I had a CRAZY first week with a lot of cross training because I was finishing up Hell Week at OrangeTheory Fitness and a 30 in 45 day challenge with Pure Barre. You'll see on Tuesday I actually did three workouts in one day... before work, during lunch, and after work. I will never do this again. I don't mind doubling up once or twice a week, but three workouts in one day is risky and inefficient. The things I'll do for a free shirt...
Week one should've consisted of two 3 mile runs, a 5 mile pace run, an 8 mile long run, and one cross training workout. My week went a little differently than that, however, I did get in two days of OrangeTheory plus 13 miles.
Here’s a look at week one:
Monday: Pure Barre & Pure Barre Empower
Tuesday: Pure Barre, OrangeTheory Fitness, & Pure Barre Empower
Wednesday: Much needed rest
Thursday: Pure Barre Empower
Friday: OrangeTheory Fitness
Sunday: Wine and Dine Half Marathon
OrangeTheory Fitness classes usually range in 2-4 miles on the treadmill for me with various different workouts. There are speed workouts, inclines, endurance runs, etc. I plan to use one OrangeTheory Fitness workout in place of weekday 3 mile runs. Once I finish my 17 Half Marathons in 2017, I'll incorporate the midweek pace run into the schedule as well.
On Sunday’s race I stopped for pictures but my phone paused my workout so you can see my split times. I’m going into training with a goal of 12:00 miles so I’m pleased with this pace.
Week two should've consisted of two 3 mile runs, an easy 5 mile run, a 9 mile long run and one cross training workout. Of course with Charlotte Half Marathon on Saturday, my week looked a little different.
Here's a look at week two:
Wednesday: OrangeTheory Fitness
Thursday: Pure Barre Empower
Saturday: Charlotte Half Marathon
I was feeling a little burnt out from the week before and traveling home from Florida, so I gave myself two rest days before taking my next OrangeTheory Fitness class. I have to admit, it felt great and it really made a difference in my performance during class. I pushed harder and really saw an increase in calories burned and increased heart rate. I think the key to reducing risk for injury or burnout is taking 1-2 days to rest and recover after a Half Marathon, especially because I have seven in seven weeks.
I started out Charlotte Half Marathon a little too fast, and that resulted in some slower splits at the end of the race. Overall it was a great run and I felt strong at the finish. I really wanted a PR on this day, but it didn't happen. Beating my PR may not happen during these seven weeks, but this was my 4th best Half Marathon time out of 27 so I'm definitely improving.
In the weeks ahead, I look to focus on nutrition.

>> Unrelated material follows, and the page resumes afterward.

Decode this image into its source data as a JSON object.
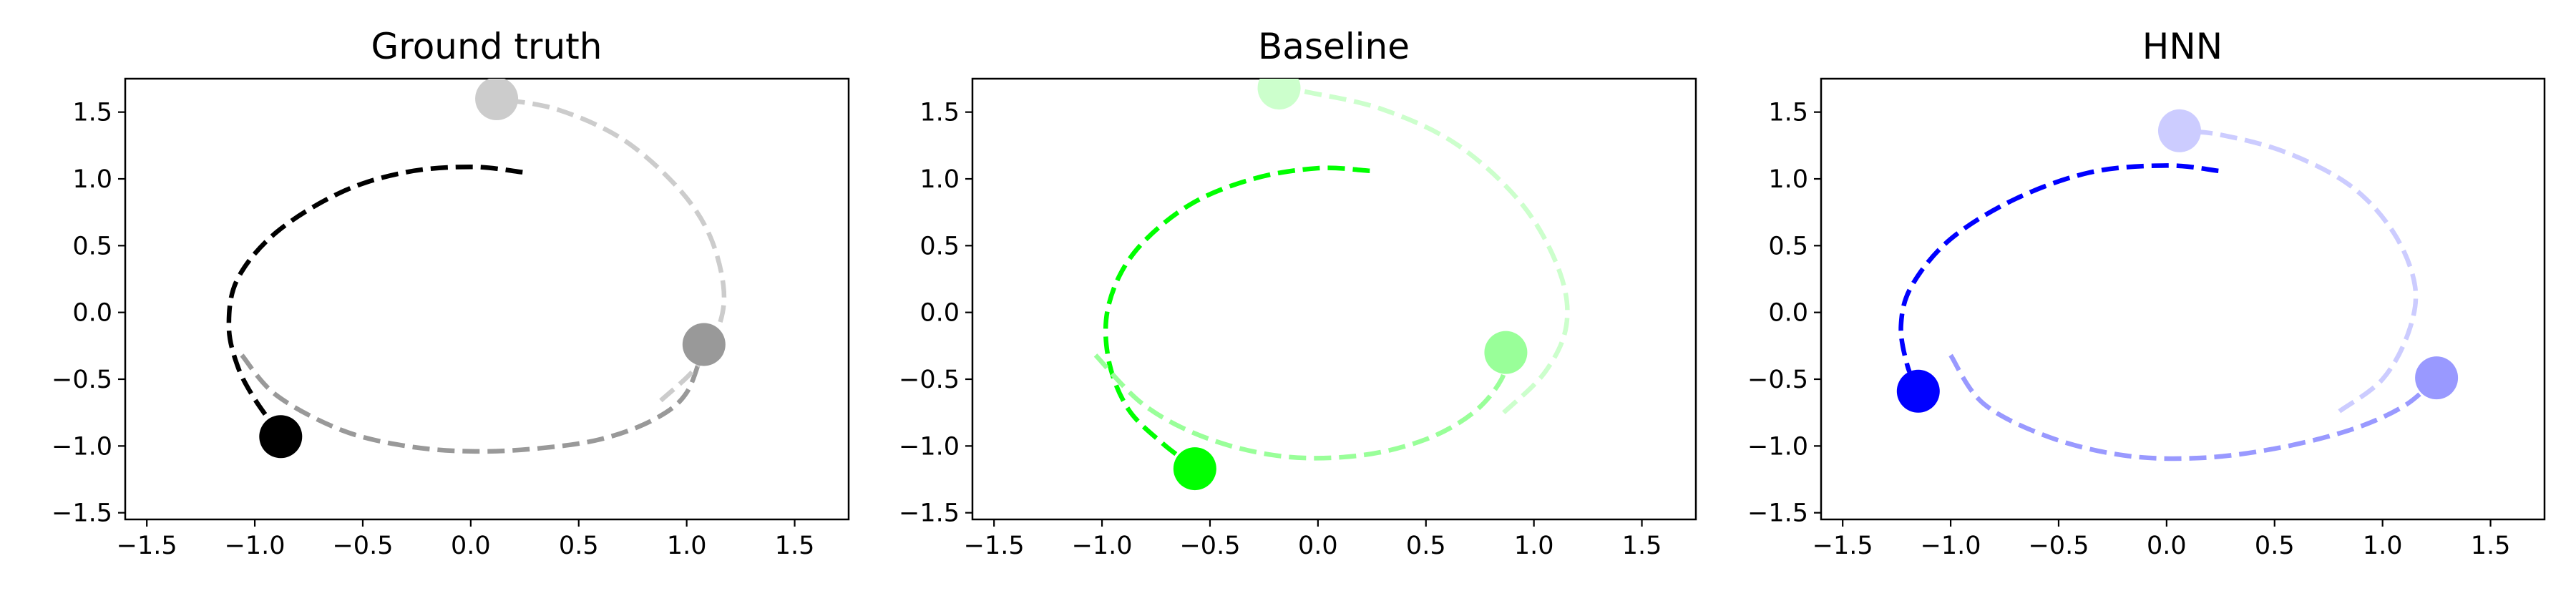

I've learned a lot from my January- February Whole30 experience and enjoy trying new recipes for runners. This year I've been obsessed with Shalane Flanagan and Elyse Kopecky's Run Fast Eat Slow. I've been trying recipes since February and actually had the chance to meet both women and have my book signed at Shamrock Half Marathon in March.
During week 2 I tried the Chevre Broccoli Soup for the first time and it was incredibly delicious and nourishing. I really wanted a comfort soup since it was the first cold night of the season, and this modified version of broccoli cheddar soup really hit the spot. Goat cheese is much easier to digest than cheddar cheese and also has more protein. Plus, I never would've thought to add tahini to this soup but it added such a great flavor. Cooking is a hobby of mine and trying new recipes is always fun and exciting. I'll report back on my next update with other successful recipes I've discovered!